Documento final anuncia desinvestimento das instituições católicas em empresas extrativistas

Foto: Lusa

Cidade do Vaticano, 26 out 2019 (Ecclesia) – O documento final do primeiro Sínodo especial sobre a Amazónia, aprovado hoje no Vaticano, alerta para a destruição “dramática” da floresta e a exploração levada a cabo por interesses económicos que ameaçam a região.

“Isto implica o desaparecimento do território e dos seus habitantes, especialmente os povos indígenas. A selva amazónica é um ‘coração biológico’ para uma terra cada vez mais ameaçada, que se encontra numa corrida desenfreada para a morte”, alerta o texto entregue ao Papa Francisco, após três semanas de trabalho.

Os participantes – bispos, missionários, indígenas e peritos convidados pelo Vaticano – falam num “bioma ameaçado de desaparecimento”, facto que teria “consequências tremendas” para todo o planeta.

O documento propõe uma “ecologia integral”, em diálogo com os saberes dos povos indígenas, que defenda “os mais pobres e desfavorecidos da terra”.

Um dos pontos do texto final propõe a definição do “pecado ecológico”, definido como uma “ação ou omissão contra Deus, contra o próximo, a comunidade e o ambiente”.

“É um pecado contra as futuras gerações e manifesta-se em atos e hábitos de contaminação e destruição da harmonia do ambiente, transgressões contra os princípios de interdependência e rutura das redes de solidariedade entre as criaturas”, aponta o documento, remetendo para o Catecismo da Igreja Católica (340-344).

Foto: Lusa

Os participantes na assembleia sinodal convocada pelo Papa defendem a criação de “ministérios especiais” nas comunidades católicos para a defesa da “casa comum” e a promoção da ecologia integral, visando “o cuidado do território e da água”.

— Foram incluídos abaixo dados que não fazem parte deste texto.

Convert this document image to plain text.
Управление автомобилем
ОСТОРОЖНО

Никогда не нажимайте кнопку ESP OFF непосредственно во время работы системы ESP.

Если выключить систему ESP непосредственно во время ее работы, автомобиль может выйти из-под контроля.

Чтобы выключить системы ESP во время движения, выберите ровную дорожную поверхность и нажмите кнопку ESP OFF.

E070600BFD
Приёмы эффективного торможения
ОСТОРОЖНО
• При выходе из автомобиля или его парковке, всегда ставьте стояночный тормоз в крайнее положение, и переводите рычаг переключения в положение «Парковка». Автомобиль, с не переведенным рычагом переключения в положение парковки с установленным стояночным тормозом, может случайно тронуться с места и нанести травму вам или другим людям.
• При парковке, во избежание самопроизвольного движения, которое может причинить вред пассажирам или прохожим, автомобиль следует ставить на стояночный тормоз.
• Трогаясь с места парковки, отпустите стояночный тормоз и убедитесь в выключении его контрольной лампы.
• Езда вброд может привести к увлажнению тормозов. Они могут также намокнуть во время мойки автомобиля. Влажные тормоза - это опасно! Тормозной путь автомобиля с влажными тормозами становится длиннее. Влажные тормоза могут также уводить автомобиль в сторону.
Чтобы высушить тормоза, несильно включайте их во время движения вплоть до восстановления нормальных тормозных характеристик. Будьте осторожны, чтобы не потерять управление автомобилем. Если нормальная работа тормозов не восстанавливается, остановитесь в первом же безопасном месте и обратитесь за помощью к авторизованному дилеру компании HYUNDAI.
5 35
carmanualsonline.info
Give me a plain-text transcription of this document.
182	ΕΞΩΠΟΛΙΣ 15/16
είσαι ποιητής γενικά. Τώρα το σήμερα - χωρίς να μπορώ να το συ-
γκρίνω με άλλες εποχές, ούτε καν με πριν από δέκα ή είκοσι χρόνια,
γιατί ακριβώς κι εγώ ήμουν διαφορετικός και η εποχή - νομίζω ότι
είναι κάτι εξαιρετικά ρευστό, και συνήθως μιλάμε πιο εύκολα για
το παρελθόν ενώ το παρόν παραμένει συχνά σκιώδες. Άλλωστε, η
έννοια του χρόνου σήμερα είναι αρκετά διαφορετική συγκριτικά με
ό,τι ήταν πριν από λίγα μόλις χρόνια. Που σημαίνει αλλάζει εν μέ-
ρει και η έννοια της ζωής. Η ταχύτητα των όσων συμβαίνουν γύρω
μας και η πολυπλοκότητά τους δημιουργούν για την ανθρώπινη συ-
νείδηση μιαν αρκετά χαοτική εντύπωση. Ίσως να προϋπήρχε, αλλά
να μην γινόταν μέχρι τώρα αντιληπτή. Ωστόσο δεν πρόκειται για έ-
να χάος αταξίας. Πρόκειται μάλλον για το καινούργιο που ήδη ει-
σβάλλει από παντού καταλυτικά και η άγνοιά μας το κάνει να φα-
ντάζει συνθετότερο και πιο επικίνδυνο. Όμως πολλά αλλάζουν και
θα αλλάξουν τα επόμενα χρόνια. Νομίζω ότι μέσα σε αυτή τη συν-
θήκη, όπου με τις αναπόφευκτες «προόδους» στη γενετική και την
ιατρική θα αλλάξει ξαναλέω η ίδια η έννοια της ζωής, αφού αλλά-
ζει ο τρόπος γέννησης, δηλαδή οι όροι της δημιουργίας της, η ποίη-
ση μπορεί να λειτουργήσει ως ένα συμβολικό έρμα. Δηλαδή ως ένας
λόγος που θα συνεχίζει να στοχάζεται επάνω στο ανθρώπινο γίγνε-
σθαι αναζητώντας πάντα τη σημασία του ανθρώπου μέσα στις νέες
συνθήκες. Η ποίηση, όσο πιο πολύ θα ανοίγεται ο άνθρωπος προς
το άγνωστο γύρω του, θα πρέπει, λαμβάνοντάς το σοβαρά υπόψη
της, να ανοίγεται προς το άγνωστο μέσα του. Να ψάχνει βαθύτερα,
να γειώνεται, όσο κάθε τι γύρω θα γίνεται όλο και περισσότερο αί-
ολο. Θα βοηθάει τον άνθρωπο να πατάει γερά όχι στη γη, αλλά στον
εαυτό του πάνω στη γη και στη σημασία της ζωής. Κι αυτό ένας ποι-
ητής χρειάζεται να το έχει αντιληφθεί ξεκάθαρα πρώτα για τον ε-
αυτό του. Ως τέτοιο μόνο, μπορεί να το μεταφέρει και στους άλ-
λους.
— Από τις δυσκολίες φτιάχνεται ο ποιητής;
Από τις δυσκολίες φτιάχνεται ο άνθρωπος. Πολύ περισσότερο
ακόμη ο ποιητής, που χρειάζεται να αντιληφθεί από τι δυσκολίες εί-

O texto alerta para as consequências do “extrativismo predatório” e pede solidariedade internacional com a Amazónia, falando mesmo numa “dívida” de países desenvolvidos, que deveria ser paga através de um fundo de apoio às comunidades da região.

A Amazónia é hoje uma beleza ferida e deformada, um lugar de dor e violência. Os atentados contra a natureza têm consequências contra a vida dos povos”.

O documento final do Sínodo 2019 propõe um “novo paradigma de desenvolvimento sustentável”, que seja inclusivo, combinando “conhecimentos científicos e tradicionais”.

“O futuro da Amazónia está nas mãos de todos nós, mas depende principalmente de abandonarmos imediatamente o modelo atual que destrói a floresta”, pode ler-se.

Os participantes pedem uma menos dependência de combustíveis fósseis e do uso de plásticos, mudando também hábitos alimentares, como o excesso de consumo de carne ou peixe.

O Sínodo dos Bispos pode ser definido, em termos gerais, como uma assembleia consultiva de representantes dos episcopados católicos, a que se juntam peritos e outros convidados, com a tarefa ajudar o Papa no governo da Igreja.

Esta assembleia especial foi anunciada pelo Papa a 15 de outubro de 2017, para refletir sobre o tema ‘Amazónia: Novos caminhos para a Igreja e para uma ecologia integral’.

OC

 

Denunciamos a violação dos direitos humanos e a destruição extrativista.

Assumimos e apoiamos as campanhas de desinvestimento em empresas extrativistas, ligadas aos danos socioecológicos na Amazónia, a começar pelas próprias instituições eclesiais e também em aliança com outras Igrejas.

Apelamos a uma transição energética radical e à busca de alternativas.